Wednesday, January 13, 2010

A Trip Down My Tuscan Memory Lane


Wind howls around my house in the early morning ink similar to the winds that plague Heathcliff’s eerie mansion in Wuthering Heights. It lashes at the windows in hungry blasts, an insatiable desire to blow our home off its moorings. I snuggle deeper into my down comforter, trying desperately to drown out its maniacal wailings, enabled by our home’s low slung porches.
If I didn’t know better I could almost imagine Catherine Earnshaw, that star-crossed lover of Wuthering Heights, appearing at my window, her little ice-cold spectral hand scratching to come in. I bury myself even deeper into my winter bedding trying to sleep. It’s no use. The North wind’s loud moaning only drives me further from it. Yet, I am loath to rise.

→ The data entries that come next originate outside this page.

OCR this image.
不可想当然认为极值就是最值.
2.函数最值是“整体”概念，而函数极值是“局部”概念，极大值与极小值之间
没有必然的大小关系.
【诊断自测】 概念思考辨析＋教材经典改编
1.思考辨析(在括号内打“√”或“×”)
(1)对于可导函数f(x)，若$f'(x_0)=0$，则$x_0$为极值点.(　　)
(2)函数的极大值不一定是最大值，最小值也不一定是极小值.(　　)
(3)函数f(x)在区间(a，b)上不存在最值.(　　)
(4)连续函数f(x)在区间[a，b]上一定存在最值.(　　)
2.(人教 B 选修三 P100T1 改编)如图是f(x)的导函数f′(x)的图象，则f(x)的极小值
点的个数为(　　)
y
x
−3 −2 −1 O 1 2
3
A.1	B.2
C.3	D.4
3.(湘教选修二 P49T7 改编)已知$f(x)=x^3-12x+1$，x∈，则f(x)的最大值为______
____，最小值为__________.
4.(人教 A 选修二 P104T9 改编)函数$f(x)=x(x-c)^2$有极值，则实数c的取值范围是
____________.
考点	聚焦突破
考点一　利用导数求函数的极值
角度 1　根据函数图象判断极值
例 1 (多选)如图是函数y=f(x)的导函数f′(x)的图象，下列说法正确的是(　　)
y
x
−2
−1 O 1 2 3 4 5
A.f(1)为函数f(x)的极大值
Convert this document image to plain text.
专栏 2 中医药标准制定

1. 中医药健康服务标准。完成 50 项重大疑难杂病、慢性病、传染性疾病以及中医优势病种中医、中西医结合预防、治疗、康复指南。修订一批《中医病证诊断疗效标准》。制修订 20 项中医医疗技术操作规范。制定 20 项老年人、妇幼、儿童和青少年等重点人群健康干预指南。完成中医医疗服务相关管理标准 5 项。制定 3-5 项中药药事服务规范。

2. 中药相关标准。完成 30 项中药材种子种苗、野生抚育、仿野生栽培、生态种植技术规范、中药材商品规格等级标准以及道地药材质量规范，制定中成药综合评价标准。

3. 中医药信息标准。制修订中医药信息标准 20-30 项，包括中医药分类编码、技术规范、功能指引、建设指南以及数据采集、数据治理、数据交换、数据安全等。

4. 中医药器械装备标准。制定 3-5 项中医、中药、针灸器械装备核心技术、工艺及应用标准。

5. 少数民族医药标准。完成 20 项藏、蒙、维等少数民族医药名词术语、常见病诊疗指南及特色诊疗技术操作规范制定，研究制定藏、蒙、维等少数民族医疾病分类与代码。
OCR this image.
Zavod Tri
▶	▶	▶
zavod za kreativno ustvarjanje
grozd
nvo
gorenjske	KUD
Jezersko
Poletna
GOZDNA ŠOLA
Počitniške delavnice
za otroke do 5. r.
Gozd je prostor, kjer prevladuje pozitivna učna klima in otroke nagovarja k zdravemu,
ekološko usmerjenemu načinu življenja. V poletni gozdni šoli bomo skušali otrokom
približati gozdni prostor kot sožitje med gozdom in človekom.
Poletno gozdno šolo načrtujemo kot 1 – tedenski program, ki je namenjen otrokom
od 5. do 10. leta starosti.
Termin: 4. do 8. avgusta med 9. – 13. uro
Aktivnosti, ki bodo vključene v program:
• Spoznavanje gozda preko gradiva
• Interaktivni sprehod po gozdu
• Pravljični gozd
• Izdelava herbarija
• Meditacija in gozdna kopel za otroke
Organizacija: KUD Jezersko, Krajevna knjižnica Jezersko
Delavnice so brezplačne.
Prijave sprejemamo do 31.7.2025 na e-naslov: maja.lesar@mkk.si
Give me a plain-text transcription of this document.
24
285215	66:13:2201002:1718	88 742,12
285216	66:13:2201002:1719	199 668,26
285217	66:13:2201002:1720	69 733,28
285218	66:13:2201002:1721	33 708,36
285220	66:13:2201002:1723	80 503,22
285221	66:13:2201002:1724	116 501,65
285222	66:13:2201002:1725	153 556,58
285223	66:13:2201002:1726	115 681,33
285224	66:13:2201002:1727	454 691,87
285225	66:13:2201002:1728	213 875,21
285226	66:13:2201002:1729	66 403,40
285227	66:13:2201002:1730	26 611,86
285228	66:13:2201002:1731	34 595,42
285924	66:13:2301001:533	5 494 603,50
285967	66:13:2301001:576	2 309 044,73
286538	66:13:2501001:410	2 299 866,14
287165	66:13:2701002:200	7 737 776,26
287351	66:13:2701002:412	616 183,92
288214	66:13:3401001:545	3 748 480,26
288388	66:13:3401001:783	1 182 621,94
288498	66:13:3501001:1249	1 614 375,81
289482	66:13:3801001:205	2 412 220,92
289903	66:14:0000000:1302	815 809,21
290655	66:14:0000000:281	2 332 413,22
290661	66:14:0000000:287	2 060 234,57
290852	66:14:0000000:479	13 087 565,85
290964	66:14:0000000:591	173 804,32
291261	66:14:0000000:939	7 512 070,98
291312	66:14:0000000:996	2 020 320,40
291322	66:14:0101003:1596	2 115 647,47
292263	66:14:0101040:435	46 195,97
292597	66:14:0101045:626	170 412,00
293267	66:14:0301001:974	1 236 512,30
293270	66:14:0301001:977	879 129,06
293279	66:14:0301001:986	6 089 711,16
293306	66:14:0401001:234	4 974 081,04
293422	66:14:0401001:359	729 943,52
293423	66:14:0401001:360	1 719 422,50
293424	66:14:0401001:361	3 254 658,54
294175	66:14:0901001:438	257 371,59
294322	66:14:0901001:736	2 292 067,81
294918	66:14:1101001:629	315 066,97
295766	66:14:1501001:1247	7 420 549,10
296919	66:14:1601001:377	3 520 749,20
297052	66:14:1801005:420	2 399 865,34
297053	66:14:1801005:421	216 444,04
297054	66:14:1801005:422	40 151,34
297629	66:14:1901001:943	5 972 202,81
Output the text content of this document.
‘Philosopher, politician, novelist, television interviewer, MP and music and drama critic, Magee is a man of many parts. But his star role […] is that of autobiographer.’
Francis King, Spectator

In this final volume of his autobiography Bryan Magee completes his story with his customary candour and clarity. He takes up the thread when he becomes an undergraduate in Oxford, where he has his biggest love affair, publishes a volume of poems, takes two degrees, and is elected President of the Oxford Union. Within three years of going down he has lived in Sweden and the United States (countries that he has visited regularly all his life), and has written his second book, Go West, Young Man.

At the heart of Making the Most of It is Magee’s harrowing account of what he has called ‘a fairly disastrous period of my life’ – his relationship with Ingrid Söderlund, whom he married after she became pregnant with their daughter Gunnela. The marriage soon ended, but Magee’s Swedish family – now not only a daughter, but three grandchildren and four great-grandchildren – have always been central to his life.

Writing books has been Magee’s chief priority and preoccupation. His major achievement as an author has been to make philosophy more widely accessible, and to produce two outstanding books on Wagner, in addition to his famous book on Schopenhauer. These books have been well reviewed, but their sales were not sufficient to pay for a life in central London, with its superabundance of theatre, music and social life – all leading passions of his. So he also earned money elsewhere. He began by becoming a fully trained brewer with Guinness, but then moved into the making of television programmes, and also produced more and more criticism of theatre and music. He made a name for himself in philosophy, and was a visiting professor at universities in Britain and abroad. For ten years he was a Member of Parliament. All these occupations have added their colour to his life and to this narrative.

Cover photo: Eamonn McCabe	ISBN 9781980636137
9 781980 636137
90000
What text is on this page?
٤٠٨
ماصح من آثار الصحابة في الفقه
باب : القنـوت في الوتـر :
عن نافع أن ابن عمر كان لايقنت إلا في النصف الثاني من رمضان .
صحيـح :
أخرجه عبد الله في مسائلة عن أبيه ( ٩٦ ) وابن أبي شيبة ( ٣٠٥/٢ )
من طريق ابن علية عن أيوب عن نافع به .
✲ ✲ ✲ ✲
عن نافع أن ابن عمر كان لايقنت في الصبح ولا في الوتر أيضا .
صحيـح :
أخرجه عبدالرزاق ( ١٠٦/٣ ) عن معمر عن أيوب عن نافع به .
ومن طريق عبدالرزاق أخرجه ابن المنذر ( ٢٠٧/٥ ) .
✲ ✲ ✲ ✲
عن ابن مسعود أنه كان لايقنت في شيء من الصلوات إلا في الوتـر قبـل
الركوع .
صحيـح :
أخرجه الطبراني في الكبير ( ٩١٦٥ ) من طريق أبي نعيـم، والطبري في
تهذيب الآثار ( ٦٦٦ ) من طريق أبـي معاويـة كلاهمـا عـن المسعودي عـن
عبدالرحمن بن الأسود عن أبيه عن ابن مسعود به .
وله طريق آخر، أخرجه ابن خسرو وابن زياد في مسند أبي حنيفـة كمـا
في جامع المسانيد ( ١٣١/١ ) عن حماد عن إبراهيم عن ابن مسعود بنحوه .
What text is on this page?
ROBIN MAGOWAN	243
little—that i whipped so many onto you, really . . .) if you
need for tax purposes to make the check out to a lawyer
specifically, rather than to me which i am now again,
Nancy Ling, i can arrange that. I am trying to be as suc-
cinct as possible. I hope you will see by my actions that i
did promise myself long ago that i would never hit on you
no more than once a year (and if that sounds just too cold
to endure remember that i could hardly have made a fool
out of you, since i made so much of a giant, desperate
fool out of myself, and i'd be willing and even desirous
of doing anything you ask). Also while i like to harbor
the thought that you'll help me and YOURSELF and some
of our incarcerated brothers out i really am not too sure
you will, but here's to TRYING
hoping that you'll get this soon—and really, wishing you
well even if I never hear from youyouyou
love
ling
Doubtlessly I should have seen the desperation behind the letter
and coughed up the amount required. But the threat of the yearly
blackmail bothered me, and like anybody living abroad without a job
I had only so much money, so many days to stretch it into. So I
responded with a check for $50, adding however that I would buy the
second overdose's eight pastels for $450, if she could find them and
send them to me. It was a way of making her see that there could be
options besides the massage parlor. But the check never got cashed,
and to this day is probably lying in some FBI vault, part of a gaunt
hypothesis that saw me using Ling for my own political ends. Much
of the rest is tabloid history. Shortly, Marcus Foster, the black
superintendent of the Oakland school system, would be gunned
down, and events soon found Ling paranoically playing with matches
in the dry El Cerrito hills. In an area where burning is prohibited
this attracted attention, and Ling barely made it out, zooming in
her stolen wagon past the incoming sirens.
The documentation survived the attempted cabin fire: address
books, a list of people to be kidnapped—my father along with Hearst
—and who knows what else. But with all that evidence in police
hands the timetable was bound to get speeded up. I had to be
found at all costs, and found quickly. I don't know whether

In that place--between half awake and half asleep--my thoughts turn to another time, where driving snows and howling winds relentlessly blew around our home and kept me awake. Ironically, that windy experience was just about the same time of year as now.
Could it possibly be two years ago  we were winging our way to Bella Tuscany for a month long retreat in Northern Italy? Granted, February in Barga, Italy isn’t exactly peak season--for the above mentioned reasons-- but that didn’t stop us! A note from my journal about the conditions then says it best now:
Tuscan Cold
And let me tell you, it can be damp and penetratingly cold to the marrow this time
of year. I had read the winds could be deceptively frigid but I didn’t really believe
it. After all, we were really pretty close to the Mediterranean and it was almost
March. However, the books I read talking about the weather were right! Though
we had heat, our lodgings were as cold as Klondike; yet outside daffodils and
various spring flowers were poking their sleepy little heads up through the decayed
humus. The nights were absolutely freezing, but the air was crisp and clear except
for the smoke from the continual burning, which came from the Chestnut log decks
strewn throughout the mountainous hillsides. I could see that wood cutting could
have been a full time occupation in these parts.


Many people heat with wood or solar and Pietro, our host, was a very frugal Italian and
no exception. Their entire place ran off those two heat sources except for the light bulbs.
He used the energy saving kind of bulbs and even still, it cost him 100 Euro a
month to run just those. The government only gave them 3 kilowatts worth of
electricity.
Needless to say, the country is pretty much a NO Appliance zone! I did
have a hair dryer provided, but I might have gotten more air by blowing through a
straw!! We have a washing machine but all our clothes go out on the drying
rack, which makes for a lot of ironing–luckily, an exception to the No Appliance
zone.
Actually, I didn’t mind hanging clothes out because the fresh earthy smell of air-
dried clothes made it all worth it. Besides, I loved traveling through the hillside
seeing so many brightly colored clothes flapping in the breeze like so many flags
hung in neat little rows off a tiny balcony. When I get home I intend to run a
clothesline in the little courtyard behind my bathroom at the new house...


Finally, I give up sleep like a worn out lover and go to my computer to pull up pictures of that time and that place. It seems only yesterday, as I gaze longingly at photo after photo, remembering fondly a most delightful month.

Hmmmmm, I'm thinking, surely this is the stuff of many more blogs!

And so, dear reader, won’t you please humor me today as I take a stroll along my Tuscan trail down memory lane? Here, I hope to weave in and out of my blogs over the course of time never- before-postings of pictures and snippets from my journal, “A Month in Italy”.